In opinion letters that Seibert has written for projects looking to be listed on exchanges, he details the complete background on the company, including who the players are, whether they’re on a sanctions list or not, and more.

Seibert also highlights the importance of a competent compliance officer and the risks of not having one.

“Perhaps, you have a compliance officer, but they didn’t do anything,” he says. “Perhaps there is a lack of training. Every person in the staff who is at minimum operating and working with a transmission of money needs to know what the policies are and what the rules are for filing suspicious activity reports. Every employee, including the CEO, needs to have extensive AML, KYC and BSA training, and everyone needs to be empowered to raise a red flag and file a SAR. Everyone.”

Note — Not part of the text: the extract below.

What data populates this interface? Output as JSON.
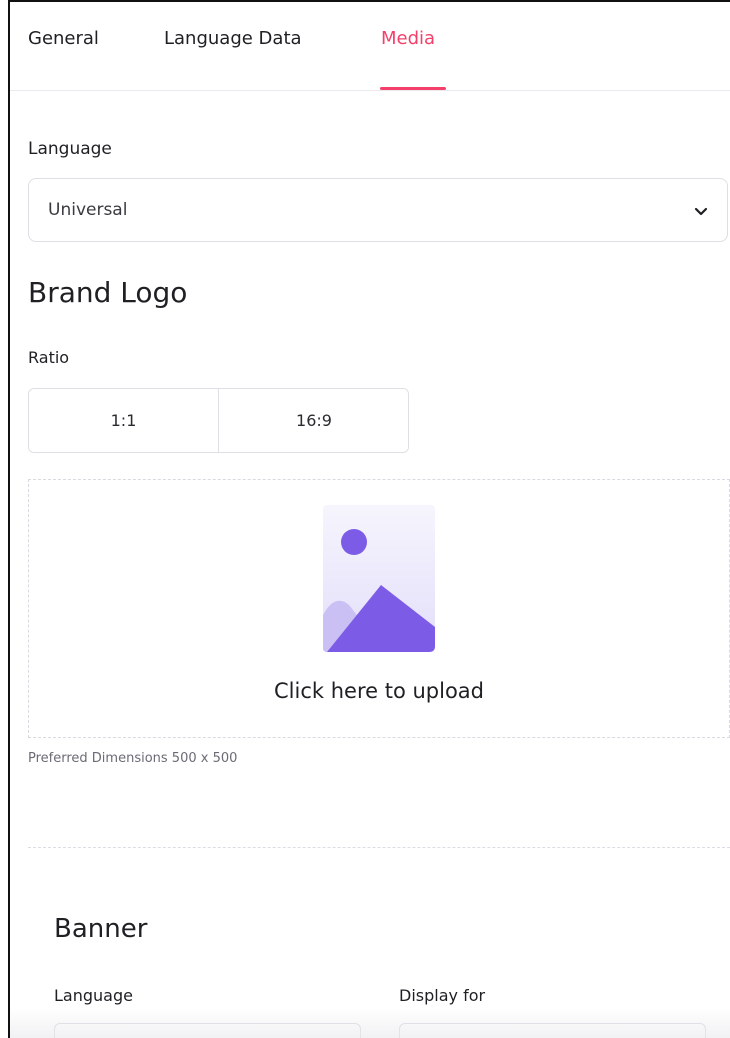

It’s just the nature of the business, he notes. “Employees must be trained and empowered to file this stuff,” says Seibert. “There needs to be an AML, KYC  folder on your desk. That’s your training folder. And it’s got all the requirements and statutes in it. You need to have absolute compliance with the law to demonstrate that you’re a reliable and trustworthy person who knows how to run a business. In the case of Bittrex, NYDFS is not saying they didn’t have a program, it’s just saying that it was completely deficient.”

Not only must an exchange have an AML and KYC policy in place, but that policy must also be audited by an independent party. When Bittrex was rejected by the NYDFS, it was demonstrated in the rejection letter that, while Bittrex claimed to have done this, they failed to inform NYDFS who the independent auditor was.

“An exchange’s AML and KYC policy has to be audited and examined by an independent third party,” says Seibert. “In the case of Bittrex, they say they’ve retained an external firm. The department is saying that it would have loved to have seen the engagement letter of who Bittrex’s auditor was.”

He uses the SEC denial of the Bitcoin ETF as an example for entrepreneurs to look at and learn from.

“If I wanted to operate an exchange in New York, then I would be paying attention to what the SEC is saying about exchanges,” said Seibert. “I’m paying attention to what has happened to other exchanges and I want to be the gold star. The Gemini exchange has shown a way forward when it comes to compliance. Running a regulated exchange is not that hard. It’s not like have to create a framework from whole cloth. There are examples already, you just have to execute that.”  

He adds: “The SEC declined the Bitcoin ETF because the regulator felt that the bitcoin ecosystem, including its exchanges, were not well-regulated, supervised or had sufficient controls with the ability for regulatory oversight of those exchanges to be able to say that the activity inside of them wasn’t fraudulent.”